Travel marketers take note: Americans are tired of worrying about the recession and are ready for a vacation, according to Mintel.
Mintel’s annual comparative audit report, American Lifestyles 2014, suggests that renewed consumer spending is in line with pre-recession trends and consumer optimism is higher than it has been in years.
Over the course of one year, the share who say they spend extra money on vacations nearly doubled. This is the greatest gain for any one area of consumer spending and is a sign of improved finances -- or at least optimism since, when money is tight vacations are often one of the first discretionary areas to be cut from the budget.
“One of the common themes noted across different sectors examined in the report is that optimism is a hallmark of youth,” says Fiona O’Donnell, category manager, multicultural, lifestyles and leisure at Mintel.

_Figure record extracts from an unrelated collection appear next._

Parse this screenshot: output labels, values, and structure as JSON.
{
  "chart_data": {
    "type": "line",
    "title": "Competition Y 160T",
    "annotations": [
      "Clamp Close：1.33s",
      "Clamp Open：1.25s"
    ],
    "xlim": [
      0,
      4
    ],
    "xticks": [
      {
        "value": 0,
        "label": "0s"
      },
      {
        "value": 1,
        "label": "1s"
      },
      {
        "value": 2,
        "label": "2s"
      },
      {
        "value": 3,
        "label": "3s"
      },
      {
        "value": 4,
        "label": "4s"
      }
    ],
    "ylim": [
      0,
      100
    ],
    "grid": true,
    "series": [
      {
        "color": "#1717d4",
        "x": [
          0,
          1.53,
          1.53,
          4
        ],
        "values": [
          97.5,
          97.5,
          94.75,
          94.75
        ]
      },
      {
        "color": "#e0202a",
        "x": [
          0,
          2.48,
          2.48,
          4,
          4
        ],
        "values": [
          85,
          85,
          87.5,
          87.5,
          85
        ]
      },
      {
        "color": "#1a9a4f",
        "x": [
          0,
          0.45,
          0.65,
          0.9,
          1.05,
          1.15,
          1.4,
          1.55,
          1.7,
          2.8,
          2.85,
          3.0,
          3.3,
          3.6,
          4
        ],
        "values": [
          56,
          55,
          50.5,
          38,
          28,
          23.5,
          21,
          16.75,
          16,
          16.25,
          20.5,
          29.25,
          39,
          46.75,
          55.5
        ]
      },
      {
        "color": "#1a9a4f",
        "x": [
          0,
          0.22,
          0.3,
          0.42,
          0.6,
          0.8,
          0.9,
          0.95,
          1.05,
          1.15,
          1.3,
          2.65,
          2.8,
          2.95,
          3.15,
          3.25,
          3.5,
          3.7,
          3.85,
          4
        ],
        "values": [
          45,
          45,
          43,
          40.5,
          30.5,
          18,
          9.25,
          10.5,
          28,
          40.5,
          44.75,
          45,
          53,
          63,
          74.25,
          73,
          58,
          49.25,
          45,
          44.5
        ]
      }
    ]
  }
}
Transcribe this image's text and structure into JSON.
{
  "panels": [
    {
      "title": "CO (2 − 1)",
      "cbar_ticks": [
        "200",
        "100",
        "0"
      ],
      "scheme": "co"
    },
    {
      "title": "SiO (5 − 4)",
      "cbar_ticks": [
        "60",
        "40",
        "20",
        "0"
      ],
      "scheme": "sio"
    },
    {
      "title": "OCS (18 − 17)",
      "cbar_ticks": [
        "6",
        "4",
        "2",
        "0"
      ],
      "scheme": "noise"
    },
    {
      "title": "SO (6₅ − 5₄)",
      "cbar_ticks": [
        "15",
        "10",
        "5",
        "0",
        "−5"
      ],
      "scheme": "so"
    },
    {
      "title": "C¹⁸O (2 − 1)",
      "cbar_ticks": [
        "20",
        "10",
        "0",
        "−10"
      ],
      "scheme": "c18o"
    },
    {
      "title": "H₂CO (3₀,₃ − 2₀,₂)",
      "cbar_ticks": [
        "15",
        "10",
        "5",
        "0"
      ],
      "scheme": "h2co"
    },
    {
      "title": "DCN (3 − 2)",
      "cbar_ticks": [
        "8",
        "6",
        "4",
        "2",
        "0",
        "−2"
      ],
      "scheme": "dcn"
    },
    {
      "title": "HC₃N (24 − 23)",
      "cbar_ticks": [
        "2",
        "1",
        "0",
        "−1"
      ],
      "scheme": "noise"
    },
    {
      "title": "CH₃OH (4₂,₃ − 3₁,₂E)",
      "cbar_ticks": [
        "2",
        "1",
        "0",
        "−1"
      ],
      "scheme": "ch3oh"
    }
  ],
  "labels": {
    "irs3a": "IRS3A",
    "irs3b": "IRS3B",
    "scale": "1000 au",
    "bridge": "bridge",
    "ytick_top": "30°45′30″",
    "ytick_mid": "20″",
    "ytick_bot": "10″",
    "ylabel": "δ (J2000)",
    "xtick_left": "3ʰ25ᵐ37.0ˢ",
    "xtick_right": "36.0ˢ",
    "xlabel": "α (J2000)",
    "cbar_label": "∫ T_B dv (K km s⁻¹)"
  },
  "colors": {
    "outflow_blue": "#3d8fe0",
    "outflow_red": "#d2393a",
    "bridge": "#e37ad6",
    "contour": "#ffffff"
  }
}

Adults ages 18-24, in particular, are looking at the world around them and see all the possibilities ahead. Owing in part to social media and the ability to share instantaneously with others, young adults are placing a higher value on experience as opposed to some of the more traditional purchases of their parents’ generation.

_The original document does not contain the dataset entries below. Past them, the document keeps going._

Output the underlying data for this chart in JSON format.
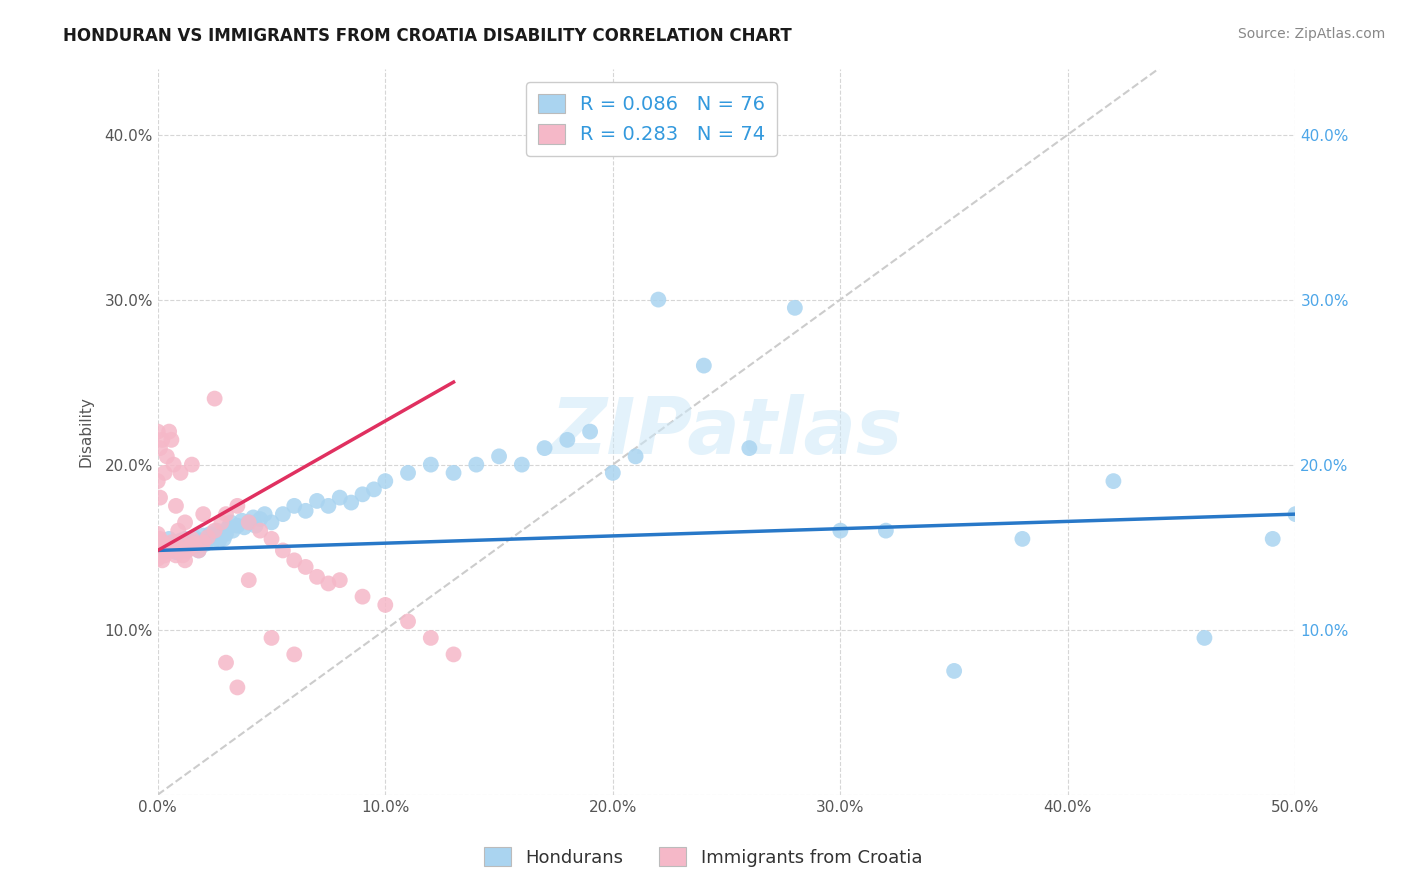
{
  "title": "HONDURAN VS IMMIGRANTS FROM CROATIA DISABILITY CORRELATION CHART",
  "source": "Source: ZipAtlas.com",
  "ylabel": "Disability",
  "xlim": [
    0.0,
    0.5
  ],
  "ylim": [
    0.0,
    0.44
  ],
  "xticks": [
    0.0,
    0.1,
    0.2,
    0.3,
    0.4,
    0.5
  ],
  "yticks": [
    0.0,
    0.1,
    0.2,
    0.3,
    0.4
  ],
  "xticklabels": [
    "0.0%",
    "10.0%",
    "20.0%",
    "30.0%",
    "40.0%",
    "50.0%"
  ],
  "yticklabels_left": [
    "",
    "10.0%",
    "20.0%",
    "30.0%",
    "40.0%"
  ],
  "yticklabels_right": [
    "",
    "10.0%",
    "20.0%",
    "30.0%",
    "40.0%"
  ],
  "blue_R": 0.086,
  "blue_N": 76,
  "pink_R": 0.283,
  "pink_N": 74,
  "blue_color": "#aad4f0",
  "pink_color": "#f5b8c8",
  "blue_line_color": "#2878c8",
  "pink_line_color": "#e03060",
  "diagonal_color": "#cccccc",
  "watermark": "ZIPatlas",
  "blue_scatter_x": [
    0.002,
    0.003,
    0.004,
    0.004,
    0.005,
    0.005,
    0.006,
    0.007,
    0.008,
    0.01,
    0.01,
    0.011,
    0.012,
    0.013,
    0.014,
    0.015,
    0.016,
    0.017,
    0.018,
    0.019,
    0.02,
    0.021,
    0.022,
    0.023,
    0.024,
    0.025,
    0.026,
    0.027,
    0.028,
    0.029,
    0.03,
    0.031,
    0.032,
    0.033,
    0.035,
    0.037,
    0.038,
    0.04,
    0.042,
    0.043,
    0.045,
    0.047,
    0.05,
    0.055,
    0.06,
    0.065,
    0.07,
    0.075,
    0.08,
    0.085,
    0.09,
    0.095,
    0.1,
    0.11,
    0.12,
    0.13,
    0.14,
    0.15,
    0.16,
    0.17,
    0.18,
    0.19,
    0.2,
    0.21,
    0.22,
    0.24,
    0.26,
    0.28,
    0.3,
    0.32,
    0.35,
    0.38,
    0.42,
    0.46,
    0.49,
    0.5
  ],
  "blue_scatter_y": [
    0.148,
    0.15,
    0.152,
    0.148,
    0.155,
    0.149,
    0.151,
    0.153,
    0.147,
    0.15,
    0.154,
    0.148,
    0.155,
    0.152,
    0.149,
    0.153,
    0.156,
    0.151,
    0.148,
    0.154,
    0.157,
    0.152,
    0.155,
    0.158,
    0.153,
    0.156,
    0.16,
    0.154,
    0.157,
    0.155,
    0.158,
    0.162,
    0.165,
    0.16,
    0.163,
    0.166,
    0.162,
    0.165,
    0.168,
    0.163,
    0.167,
    0.17,
    0.165,
    0.17,
    0.175,
    0.172,
    0.178,
    0.175,
    0.18,
    0.177,
    0.182,
    0.185,
    0.19,
    0.195,
    0.2,
    0.195,
    0.2,
    0.205,
    0.2,
    0.21,
    0.215,
    0.22,
    0.195,
    0.205,
    0.3,
    0.26,
    0.21,
    0.295,
    0.16,
    0.16,
    0.075,
    0.155,
    0.19,
    0.095,
    0.155,
    0.17
  ],
  "pink_scatter_x": [
    0.0,
    0.0,
    0.0,
    0.0,
    0.0,
    0.0,
    0.0,
    0.0,
    0.0,
    0.0,
    0.001,
    0.001,
    0.001,
    0.002,
    0.002,
    0.003,
    0.003,
    0.004,
    0.005,
    0.006,
    0.007,
    0.008,
    0.009,
    0.01,
    0.01,
    0.011,
    0.012,
    0.013,
    0.014,
    0.015,
    0.016,
    0.018,
    0.02,
    0.022,
    0.025,
    0.028,
    0.03,
    0.035,
    0.04,
    0.045,
    0.05,
    0.055,
    0.06,
    0.065,
    0.07,
    0.075,
    0.08,
    0.09,
    0.1,
    0.11,
    0.12,
    0.13,
    0.0,
    0.0,
    0.001,
    0.001,
    0.002,
    0.003,
    0.004,
    0.005,
    0.006,
    0.007,
    0.008,
    0.009,
    0.01,
    0.012,
    0.015,
    0.02,
    0.025,
    0.03,
    0.035,
    0.04,
    0.05,
    0.06
  ],
  "pink_scatter_y": [
    0.148,
    0.152,
    0.155,
    0.15,
    0.145,
    0.148,
    0.153,
    0.158,
    0.143,
    0.147,
    0.145,
    0.15,
    0.155,
    0.148,
    0.142,
    0.152,
    0.145,
    0.148,
    0.15,
    0.153,
    0.148,
    0.145,
    0.15,
    0.148,
    0.153,
    0.145,
    0.142,
    0.148,
    0.15,
    0.155,
    0.152,
    0.148,
    0.153,
    0.156,
    0.16,
    0.165,
    0.17,
    0.175,
    0.165,
    0.16,
    0.155,
    0.148,
    0.142,
    0.138,
    0.132,
    0.128,
    0.13,
    0.12,
    0.115,
    0.105,
    0.095,
    0.085,
    0.22,
    0.19,
    0.21,
    0.18,
    0.215,
    0.195,
    0.205,
    0.22,
    0.215,
    0.2,
    0.175,
    0.16,
    0.195,
    0.165,
    0.2,
    0.17,
    0.24,
    0.08,
    0.065,
    0.13,
    0.095,
    0.085
  ],
  "blue_line_x": [
    0.0,
    0.5
  ],
  "blue_line_y": [
    0.148,
    0.17
  ],
  "pink_line_x": [
    0.0,
    0.13
  ],
  "pink_line_y": [
    0.148,
    0.25
  ]
}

“A desire for experiences over stuff -- coupled with a record number of Baby Boomers reaching retirement (meaning that this relatively wealthy demographic has more free time on their hands) -- has seen expenditures on categories such as vacations,” O’Donnell says. “This is a trend that is expected to continue over the next five years.”
Vacations and tourism spending has outpaced total U.S. consumer expenditure growth and is estimated to have increased by 4.6% from 2012 to 2013, compared with a total growth of 3.4%. Over the next five years, steady growth is expected in the vacation and tourism segment, with total expenditures forecast to reach $282.4 billion by 2018 -- a 27.3% increase over 2013 spending in comparison to the total spending growth prediction of 20% over the same time frame (2013-18).
Interestingly, when respondents’ change in vacation spending in 2013 is compared to results from last year’s survey, it appears that Americans are more likely to indulge. While previously, 41% of respondents indicated they were spending less on vacations than they had in the year before, this share has now declined dramatically to just 30%.
“Consumer spending on vacations and tourism will outpace total expenditure growth over the next five years, due mainly to increased costs associated with international travel as well as a stable and growing domestic market,” O’Donnell says. “Baby Boomers are a driving force behind vacation spending, though families headed by young Millennials will also contribute to the market.”